For some reason, puns ( usually by Tim Vine ) often win the best gag contest at the Edinburgh Fringe. We at Jot 101 are at a loss to understand why this should be so. Truly witty people hardly ever use puns to get a laugh. In the following third helping of samples from a small bound collection of cuttings collected by a comedian around the year 1900 there are no puns, just witty, often sardonic, or even zany, asides. They are all the better for that.
Druggist: “ Yes, madam, I remember very well your buying a stamp.”
Lady: “ Well I put it on a very important letter and posted it. It has not been received. I want you to understand that I shall buy my stamps elsewhere if this occurs again.”
“ Excuse me, but it seems to me that I must have met you before. Are you not a brother or near relative of Major Jones ?”
“ No, I am Major Jones himself.”
“ Ah, indeed ! That explains the remarkable resemblance “.
A French lady once said to her husband, who was much given to gesticulation, “ Don’t talk so much, dear, you’ll tire your arms.”
Mr Howland: “I tell you, Maria, you’re worrying over nothing. I can stop smoking any time I want to.”
Mrs Howland: “Well, then, stop now.”
Mr Howland: “But I don’t want to now.”
Visitor: “So your brother is taking lessons on the violin. Is he making progress?”
Little girl: “ Yes’m; he’s got so now we can tell whether he is tuning or playing.”
“ How do you pronounce t-o?”
Answer: “To”
“ How do you pronounce t-o-o?”
Answer “Too”
“How do you pronounce t-w-o?”
“Two”
“And how do you pronounce the second day of the week?”
“Tuesday.”
“Well, you may call it so if you like, but I call it Monday.”
“Mamma, what is classical music?”
“Oh, don’t you know? It’s the kind that you have to like whether you like it or not.”
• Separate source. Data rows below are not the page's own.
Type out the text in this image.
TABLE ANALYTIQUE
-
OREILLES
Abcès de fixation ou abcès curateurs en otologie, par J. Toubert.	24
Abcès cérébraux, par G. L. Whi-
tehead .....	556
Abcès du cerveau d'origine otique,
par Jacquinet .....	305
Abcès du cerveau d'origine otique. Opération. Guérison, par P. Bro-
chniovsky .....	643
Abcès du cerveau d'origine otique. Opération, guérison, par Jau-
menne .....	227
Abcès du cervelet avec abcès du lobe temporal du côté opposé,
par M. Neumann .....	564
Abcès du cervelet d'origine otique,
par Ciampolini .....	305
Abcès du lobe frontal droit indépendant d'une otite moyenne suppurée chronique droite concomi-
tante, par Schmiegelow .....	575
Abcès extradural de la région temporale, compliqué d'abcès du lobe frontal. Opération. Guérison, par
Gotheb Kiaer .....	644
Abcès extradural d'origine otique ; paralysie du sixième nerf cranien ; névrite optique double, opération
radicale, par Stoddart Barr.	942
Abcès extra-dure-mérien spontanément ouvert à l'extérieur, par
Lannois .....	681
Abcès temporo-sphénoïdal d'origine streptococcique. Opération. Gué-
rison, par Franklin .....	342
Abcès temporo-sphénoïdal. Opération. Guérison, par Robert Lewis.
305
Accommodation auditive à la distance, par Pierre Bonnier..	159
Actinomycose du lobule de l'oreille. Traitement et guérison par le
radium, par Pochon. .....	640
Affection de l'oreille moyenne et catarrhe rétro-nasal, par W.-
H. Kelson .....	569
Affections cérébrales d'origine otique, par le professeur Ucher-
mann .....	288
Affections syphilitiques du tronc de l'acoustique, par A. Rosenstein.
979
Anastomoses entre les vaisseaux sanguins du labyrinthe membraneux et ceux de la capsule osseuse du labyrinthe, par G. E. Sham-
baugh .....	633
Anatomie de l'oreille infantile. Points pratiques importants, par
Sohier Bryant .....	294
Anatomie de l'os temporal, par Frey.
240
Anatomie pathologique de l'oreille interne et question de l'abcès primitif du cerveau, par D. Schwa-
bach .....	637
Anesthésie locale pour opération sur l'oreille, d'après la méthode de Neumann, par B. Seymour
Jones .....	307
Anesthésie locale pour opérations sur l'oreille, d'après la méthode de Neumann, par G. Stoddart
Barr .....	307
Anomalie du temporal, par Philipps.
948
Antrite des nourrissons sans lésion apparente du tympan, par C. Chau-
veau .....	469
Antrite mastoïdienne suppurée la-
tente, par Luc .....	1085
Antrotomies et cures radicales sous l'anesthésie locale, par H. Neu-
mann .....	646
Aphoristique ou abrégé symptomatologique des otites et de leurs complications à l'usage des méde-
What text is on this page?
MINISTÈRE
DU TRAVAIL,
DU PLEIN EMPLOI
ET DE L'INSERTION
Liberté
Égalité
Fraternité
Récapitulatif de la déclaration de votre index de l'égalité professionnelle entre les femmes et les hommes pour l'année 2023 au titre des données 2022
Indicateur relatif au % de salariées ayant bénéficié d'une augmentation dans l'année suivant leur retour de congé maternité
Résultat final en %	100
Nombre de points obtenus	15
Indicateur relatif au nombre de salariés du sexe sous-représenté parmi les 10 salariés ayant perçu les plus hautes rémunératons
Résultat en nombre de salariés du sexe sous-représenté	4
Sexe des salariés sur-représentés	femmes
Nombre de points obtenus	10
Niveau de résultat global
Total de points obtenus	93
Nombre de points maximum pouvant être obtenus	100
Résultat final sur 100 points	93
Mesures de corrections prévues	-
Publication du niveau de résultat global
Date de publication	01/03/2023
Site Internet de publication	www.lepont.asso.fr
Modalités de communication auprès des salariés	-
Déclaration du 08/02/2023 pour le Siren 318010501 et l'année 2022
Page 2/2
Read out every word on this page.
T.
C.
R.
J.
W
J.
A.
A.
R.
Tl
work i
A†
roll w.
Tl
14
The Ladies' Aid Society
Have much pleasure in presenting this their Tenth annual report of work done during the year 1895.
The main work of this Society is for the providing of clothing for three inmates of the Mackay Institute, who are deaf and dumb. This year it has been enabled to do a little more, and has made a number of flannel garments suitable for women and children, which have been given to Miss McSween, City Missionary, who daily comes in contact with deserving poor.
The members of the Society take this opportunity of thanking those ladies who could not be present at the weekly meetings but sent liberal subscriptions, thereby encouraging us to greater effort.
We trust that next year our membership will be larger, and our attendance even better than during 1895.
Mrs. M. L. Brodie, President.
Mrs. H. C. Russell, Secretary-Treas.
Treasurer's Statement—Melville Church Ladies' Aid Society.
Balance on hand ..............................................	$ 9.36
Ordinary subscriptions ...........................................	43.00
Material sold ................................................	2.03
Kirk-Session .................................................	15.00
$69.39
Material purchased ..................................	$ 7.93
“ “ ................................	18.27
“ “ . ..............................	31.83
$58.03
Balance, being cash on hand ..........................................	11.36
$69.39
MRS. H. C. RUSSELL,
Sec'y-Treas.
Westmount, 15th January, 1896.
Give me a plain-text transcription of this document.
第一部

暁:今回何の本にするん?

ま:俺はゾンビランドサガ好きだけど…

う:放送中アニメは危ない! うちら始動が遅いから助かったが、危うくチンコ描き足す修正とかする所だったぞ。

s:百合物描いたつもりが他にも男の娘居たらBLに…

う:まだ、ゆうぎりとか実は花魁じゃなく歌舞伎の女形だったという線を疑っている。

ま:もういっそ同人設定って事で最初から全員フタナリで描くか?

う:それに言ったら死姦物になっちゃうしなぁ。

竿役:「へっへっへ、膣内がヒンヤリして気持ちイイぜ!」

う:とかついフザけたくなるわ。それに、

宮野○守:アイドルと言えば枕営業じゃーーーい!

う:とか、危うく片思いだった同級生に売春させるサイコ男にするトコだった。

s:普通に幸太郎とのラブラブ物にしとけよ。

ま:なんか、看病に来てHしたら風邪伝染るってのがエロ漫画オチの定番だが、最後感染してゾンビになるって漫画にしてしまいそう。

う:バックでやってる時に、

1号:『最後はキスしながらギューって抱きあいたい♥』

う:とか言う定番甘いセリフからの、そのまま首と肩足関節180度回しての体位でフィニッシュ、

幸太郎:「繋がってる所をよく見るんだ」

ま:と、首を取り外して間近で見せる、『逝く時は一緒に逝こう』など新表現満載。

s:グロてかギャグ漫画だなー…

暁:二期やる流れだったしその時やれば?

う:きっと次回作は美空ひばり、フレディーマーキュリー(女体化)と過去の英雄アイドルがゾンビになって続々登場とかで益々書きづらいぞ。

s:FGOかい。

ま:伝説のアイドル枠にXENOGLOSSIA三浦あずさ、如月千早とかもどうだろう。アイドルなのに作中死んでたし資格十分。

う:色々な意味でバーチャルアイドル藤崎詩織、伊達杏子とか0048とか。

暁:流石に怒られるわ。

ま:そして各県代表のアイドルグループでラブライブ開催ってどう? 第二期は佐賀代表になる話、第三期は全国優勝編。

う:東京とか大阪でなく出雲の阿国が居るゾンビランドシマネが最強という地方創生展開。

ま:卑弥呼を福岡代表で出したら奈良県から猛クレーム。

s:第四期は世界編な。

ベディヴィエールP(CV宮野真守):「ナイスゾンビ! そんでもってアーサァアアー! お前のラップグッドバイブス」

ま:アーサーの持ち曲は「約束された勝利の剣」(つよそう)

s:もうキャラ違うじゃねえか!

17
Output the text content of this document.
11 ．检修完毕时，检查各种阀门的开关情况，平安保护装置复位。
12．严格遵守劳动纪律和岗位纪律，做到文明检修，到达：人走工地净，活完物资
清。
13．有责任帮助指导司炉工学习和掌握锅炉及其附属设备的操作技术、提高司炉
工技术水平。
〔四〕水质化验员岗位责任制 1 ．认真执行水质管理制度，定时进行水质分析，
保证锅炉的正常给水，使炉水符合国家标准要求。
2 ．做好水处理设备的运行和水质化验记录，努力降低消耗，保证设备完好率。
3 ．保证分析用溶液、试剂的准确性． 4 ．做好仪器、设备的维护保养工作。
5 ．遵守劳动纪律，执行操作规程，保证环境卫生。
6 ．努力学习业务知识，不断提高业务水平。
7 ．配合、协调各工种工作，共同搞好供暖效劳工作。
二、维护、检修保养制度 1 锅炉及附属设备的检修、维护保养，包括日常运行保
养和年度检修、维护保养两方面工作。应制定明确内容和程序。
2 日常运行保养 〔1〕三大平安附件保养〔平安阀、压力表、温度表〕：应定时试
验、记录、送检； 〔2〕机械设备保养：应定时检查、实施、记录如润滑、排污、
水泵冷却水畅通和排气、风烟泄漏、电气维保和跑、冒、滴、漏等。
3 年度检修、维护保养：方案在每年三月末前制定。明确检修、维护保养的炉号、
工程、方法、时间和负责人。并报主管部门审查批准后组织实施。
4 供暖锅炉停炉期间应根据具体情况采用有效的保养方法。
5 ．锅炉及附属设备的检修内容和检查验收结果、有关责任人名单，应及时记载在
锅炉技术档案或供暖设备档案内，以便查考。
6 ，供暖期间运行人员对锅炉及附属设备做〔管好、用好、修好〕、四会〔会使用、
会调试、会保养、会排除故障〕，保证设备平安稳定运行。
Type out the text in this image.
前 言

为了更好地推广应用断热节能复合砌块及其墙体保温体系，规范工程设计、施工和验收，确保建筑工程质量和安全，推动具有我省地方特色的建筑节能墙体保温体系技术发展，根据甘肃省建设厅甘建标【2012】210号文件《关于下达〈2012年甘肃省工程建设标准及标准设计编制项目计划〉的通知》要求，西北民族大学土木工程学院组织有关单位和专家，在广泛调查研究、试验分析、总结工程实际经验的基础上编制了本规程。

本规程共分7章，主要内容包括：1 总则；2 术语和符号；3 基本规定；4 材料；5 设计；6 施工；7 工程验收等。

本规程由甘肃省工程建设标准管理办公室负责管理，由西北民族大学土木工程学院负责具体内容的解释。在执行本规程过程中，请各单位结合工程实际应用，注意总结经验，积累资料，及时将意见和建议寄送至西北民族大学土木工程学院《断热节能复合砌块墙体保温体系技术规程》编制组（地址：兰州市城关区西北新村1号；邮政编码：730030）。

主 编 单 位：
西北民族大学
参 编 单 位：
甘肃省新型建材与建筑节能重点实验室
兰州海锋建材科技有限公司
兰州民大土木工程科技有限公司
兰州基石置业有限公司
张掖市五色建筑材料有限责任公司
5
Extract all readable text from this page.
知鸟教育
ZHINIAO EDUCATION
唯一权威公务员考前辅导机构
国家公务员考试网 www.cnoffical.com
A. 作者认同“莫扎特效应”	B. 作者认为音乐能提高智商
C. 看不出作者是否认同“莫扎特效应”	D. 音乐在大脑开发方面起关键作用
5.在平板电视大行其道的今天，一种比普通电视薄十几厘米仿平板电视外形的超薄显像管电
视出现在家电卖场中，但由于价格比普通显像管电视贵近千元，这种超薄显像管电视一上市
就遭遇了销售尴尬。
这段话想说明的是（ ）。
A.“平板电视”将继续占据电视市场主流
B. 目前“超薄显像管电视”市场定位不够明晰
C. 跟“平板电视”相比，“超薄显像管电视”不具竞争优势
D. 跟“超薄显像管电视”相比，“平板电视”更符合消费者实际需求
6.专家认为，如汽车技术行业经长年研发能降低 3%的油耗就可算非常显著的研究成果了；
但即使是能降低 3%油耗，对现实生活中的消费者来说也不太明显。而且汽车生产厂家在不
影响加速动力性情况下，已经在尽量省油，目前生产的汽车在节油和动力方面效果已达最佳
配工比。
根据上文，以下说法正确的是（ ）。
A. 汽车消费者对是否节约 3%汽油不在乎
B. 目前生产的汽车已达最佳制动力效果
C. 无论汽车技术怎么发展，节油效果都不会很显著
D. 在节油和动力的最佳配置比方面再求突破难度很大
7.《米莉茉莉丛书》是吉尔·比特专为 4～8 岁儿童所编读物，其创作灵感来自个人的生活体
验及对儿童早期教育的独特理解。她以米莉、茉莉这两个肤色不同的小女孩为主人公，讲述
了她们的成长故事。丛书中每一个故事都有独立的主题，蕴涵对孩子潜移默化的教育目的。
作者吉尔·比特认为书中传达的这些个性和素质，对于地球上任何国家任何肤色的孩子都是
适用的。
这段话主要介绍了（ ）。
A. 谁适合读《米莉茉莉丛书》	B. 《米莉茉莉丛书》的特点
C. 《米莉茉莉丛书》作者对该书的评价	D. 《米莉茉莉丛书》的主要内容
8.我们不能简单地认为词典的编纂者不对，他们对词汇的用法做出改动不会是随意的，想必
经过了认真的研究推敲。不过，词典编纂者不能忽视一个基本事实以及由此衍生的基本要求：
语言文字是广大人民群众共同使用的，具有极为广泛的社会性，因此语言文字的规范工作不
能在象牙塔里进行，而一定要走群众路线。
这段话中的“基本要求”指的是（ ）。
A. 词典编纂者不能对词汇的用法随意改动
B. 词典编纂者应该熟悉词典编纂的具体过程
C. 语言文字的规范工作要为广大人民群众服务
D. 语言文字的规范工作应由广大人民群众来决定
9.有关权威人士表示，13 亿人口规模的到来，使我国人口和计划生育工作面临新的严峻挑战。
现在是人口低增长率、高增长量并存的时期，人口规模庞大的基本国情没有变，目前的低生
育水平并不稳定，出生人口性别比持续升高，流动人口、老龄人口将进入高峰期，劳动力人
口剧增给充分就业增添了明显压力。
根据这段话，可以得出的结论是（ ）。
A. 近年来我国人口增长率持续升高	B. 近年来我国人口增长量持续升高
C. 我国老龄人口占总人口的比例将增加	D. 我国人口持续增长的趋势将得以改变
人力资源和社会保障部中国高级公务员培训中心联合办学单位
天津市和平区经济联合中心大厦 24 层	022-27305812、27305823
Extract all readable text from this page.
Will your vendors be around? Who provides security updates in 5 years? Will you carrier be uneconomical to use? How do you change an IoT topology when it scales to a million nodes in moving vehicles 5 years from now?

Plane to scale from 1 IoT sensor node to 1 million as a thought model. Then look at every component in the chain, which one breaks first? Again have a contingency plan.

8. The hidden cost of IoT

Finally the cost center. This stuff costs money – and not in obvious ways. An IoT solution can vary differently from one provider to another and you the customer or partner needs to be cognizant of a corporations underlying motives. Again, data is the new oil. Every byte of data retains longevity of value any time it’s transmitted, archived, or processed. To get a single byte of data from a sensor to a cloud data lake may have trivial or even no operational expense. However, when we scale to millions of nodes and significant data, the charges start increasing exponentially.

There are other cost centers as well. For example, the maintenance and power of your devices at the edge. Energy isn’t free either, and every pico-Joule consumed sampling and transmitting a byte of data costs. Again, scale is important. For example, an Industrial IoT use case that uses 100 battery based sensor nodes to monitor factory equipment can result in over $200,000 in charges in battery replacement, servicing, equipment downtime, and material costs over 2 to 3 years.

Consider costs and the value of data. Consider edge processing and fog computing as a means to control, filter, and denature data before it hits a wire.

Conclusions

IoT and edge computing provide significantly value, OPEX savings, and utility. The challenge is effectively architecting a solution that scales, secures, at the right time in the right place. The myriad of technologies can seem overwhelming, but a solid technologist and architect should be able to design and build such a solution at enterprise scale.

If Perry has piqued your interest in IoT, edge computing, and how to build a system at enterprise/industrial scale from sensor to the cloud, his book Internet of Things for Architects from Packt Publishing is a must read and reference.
“ Has she given you any encouragement?”
“ Oh, yes! She says she will get all of her father’s money some day.”
Professor: “What happens to gold when it is exposed to the air?”
Student (after a long reflection): “It’s stolen.”
Mrs Slybel: “That boy grows more like his father every day.”
The Caller: “Poor dear. And have you tried everything?”
Tramp: “My pard says ye jist guv him sixpence for having one leg.”
B.Neveolent: “ Yes, I did.”
Tramp: “Gimme a shilling, won’t yer? I’ve got two.”
[R.M.Healey]
These are excellent. But the dating is slightly too early. I looked up in the Newspaper Archive this joke:
‘What selection is that the orchestra have just finished?’
‘I don’t know. Sounded to me like neuralgia expressed in music.’
and it first appears in January 1910.